I truly appreciate the risks Nissan took in bringing this car to market and can't understand why they booby-trap themselves and EVs in general by doing the absolute minimum regarding this continuing fiasco with the '11/'12 battery pack.
As Nissan, the first thing I would do internally is acknowledge how much harm was done with bullsh*t marketing stunts like
this. (see Perry at 01:00) As late as 2012, Mark Perry was giving interviews saying "you'll have
70-80% of capacity left after
10 years". Put a stop to that plus the "100 miles of range" nonsense which are truly harmful misrepresentations, aka lies, about a product. In earlier interviews, >80% at 5 yrs > 70% at 10 yrs was his standard line.
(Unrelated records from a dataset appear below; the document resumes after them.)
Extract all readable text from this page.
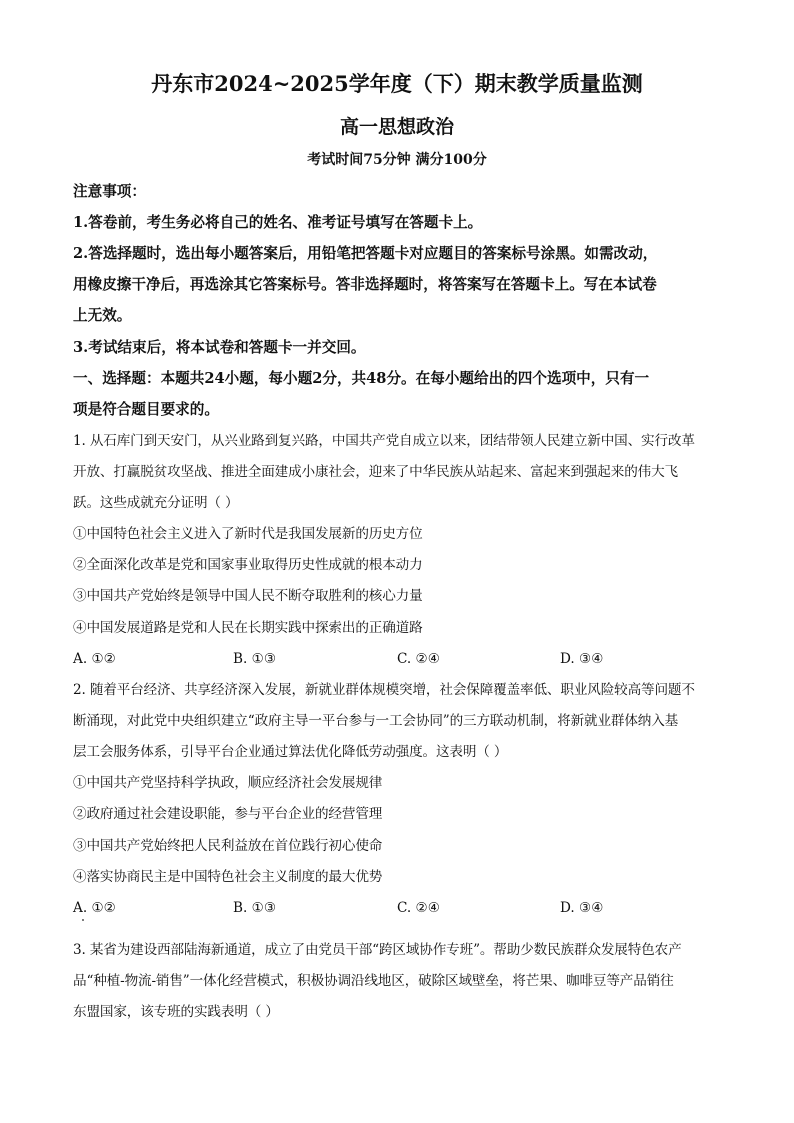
丹东市2024~2025学年度（下）期末教学质量监测
高一思想政治
考试时间75分钟 满分100分
注意事项：
1.答卷前，考生务必将自己的姓名、准考证号填写在答题卡上。
2.答选择题时，选出每小题答案后，用铅笔把答题卡对应题目的答案标号涂黑。如需改动，
用橡皮擦干净后，再选涂其它答案标号。答非选择题时，将答案写在答题卡上。写在本试卷
上无效。
3.考试结束后，将本试卷和答题卡一并交回。
一、选择题：本题共24小题，每小题2分，共48分。在每小题给出的四个选项中，只有一
项是符合题目要求的。
1. 从石库门到天安门，从兴业路到复兴路，中国共产党自成立以来，团结带领人民建立新中国、实行改革
开放、打赢脱贫攻坚战、推进全面建成小康社会，迎来了中华民族从站起来、富起来到强起来的伟大飞
跃。这些成就充分证明（ ）
①中国特色社会主义进入了新时代是我国发展新的历史方位
②全面深化改革是党和国家事业取得历史性成就的根本动力
③中国共产党始终是领导中国人民不断夺取胜利的核心力量
④中国发展道路是党和人民在长期实践中探索出的正确道路
A. ①②	B. ①③	C. ②④	D. ③④
2. 随着平台经济、共享经济深入发展，新就业群体规模突增，社会保障覆盖率低、职业风险较高等问题不
断涌现，对此党中央组织建立“政府主导一平台参与一工会协同”的三方联动机制，将新就业群体纳入基
层工会服务体系，引导平台企业通过算法优化降低劳动强度。这表明（ ）
①中国共产党坚持科学执政，顺应经济社会发展规律
②政府通过社会建设职能，参与平台企业的经营管理
③中国共产党始终把人民利益放在首位践行初心使命
④落实协商民主是中国特色社会主义制度的最大优势
A. ①②	B. ①③	C. ②④	D. ③④
3. 某省为建设西部陆海新通道，成立了由党员干部“跨区域协作专班”。帮助少数民族群众发展特色农产
品“种植-物流-销售”一体化经营模式，积极协调沿线地区，破除区域壁垒，将芒果、咖啡豆等产品销往
东盟国家，该专班的实践表明（ ）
I don't think anyone on this forum, even from temperate Calif, expects that kind of pack performance now.
Then I'd start to repair the damage by:
1) pro-rating capacity loss for anyone's pack that didn't live up to the bullsh*t spouted by official Nissan mouthpieces at every venue. If at anytime before 5 years, my pack falls below "80% at 10 yrs" number, it's fully replaced.
2) offering to buy-back (from non-leasers) their Nissan LEAF at the residual value established for leasing when the car was purchased. I think, in 2011, that was around $17k for 36 mo, < 36k mi.
3) pricing a replacement pack no later than November 2013 when portions of the warranty begin to run out and people need to figure out if they want to extend or not.
4) fixing the battery pack life issue with either TMS or chemistry. Honestly present what the expected improvements will yield and warranty accordingly.